AFL increases pay offer to players
The average AFL player will earn more than $250,000 a season from next year if the players' union says yes to a new pay deal.
The AFL has boosted its pay offer to players to $1.144 billion over the next five years - a deal it says will lift players' average salaries by 11 per cent in 2012.
But the league has again refused to budge on the players' major demand - that they are paid a fixed percentage of revenue.
Instead, it has tabled what it says is a final offer to the players, including increases in retirement fund benefits and minimum wages for rookies, as well as a $10 million pool for top-flight players to promote the game.
The offer is a fixed dollar amount, rather than the 25 to 27 per cent of revenue that the players - through their union, the AFL Players' Association (AFLPA) - have been demanding.
"It's the final offer - there is no more money," AFL chief executive Andrew Demetriou said of the league's offer, which was tabled at a meeting between all parties in Melbourne on Tuesday night.
"The offer is a final offer - it is a total offer in dollars.
"It is one of the best improvements in real wages and benefits for any workforce in Australia."

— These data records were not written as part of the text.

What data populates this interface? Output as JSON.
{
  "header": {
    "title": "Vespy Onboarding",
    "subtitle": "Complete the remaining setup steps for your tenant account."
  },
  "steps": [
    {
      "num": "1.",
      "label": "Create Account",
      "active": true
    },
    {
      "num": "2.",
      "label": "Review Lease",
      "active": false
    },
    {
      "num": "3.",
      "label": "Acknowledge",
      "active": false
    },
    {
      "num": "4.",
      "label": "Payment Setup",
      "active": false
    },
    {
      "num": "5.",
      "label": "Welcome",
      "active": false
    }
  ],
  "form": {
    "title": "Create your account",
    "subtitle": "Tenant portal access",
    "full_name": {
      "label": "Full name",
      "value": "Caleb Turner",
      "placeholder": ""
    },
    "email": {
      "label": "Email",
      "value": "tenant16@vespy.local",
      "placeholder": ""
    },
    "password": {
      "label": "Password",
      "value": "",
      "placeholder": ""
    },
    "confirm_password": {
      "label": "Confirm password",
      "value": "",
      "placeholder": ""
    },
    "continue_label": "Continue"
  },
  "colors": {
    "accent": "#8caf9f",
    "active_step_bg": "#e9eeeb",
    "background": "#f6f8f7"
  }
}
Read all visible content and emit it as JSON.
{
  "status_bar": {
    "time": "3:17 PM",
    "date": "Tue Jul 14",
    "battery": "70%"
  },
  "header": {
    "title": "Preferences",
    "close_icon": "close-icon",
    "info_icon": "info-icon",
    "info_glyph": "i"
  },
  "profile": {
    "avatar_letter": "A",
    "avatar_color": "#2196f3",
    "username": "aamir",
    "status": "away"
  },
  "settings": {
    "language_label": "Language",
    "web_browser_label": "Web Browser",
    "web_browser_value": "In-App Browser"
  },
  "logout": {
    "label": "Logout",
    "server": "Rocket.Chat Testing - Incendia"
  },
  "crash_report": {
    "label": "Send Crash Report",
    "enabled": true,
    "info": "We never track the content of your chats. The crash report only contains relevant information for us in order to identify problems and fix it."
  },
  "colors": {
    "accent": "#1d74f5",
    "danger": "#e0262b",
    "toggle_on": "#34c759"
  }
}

The deal is a total increase of more than $300 million on what players were paid under the previous five-year collective bargaining agreement, and up $54 million on the league's initial offer to players in May.
Should players accept the deal, the league says AFL players' average salaries would increase from $236,000 in 2011 to $262,000 next year and beyond $300,000 in the final year of the agreement.
Retirement fund contributions would double from $36 million in the previous five-year agreement to $72 million under the deal from 2012 to 2016.
The minimum rookie wage would increase from $35,000 a year to $49,000, and an ambassadors' fund would be set up - with a total of $2 million available annually to be paid to players for promoting the game.
The players have until September 15 to respond to the AFL offer, although the AFLPA have indicated they won't be rushed into meeting that deadline.
The association welcomed the increased pay offer from the league but said they were unsure whether the improved terms would be enough to reach an agreement.
AFLPA boss Matt Finnis said it was too early to say what action players would take if they rejected the offer.
But he ruled out any prospect of industrial action disrupting the finals series or Brownlow Medal this year.
"Our members' focus is on playing the finals, on achieving the ultimate success, which is a premiership cup," he said.
"There's no suggestion from the AFL Players' Association or the players that there would be anything done to detract from that this September."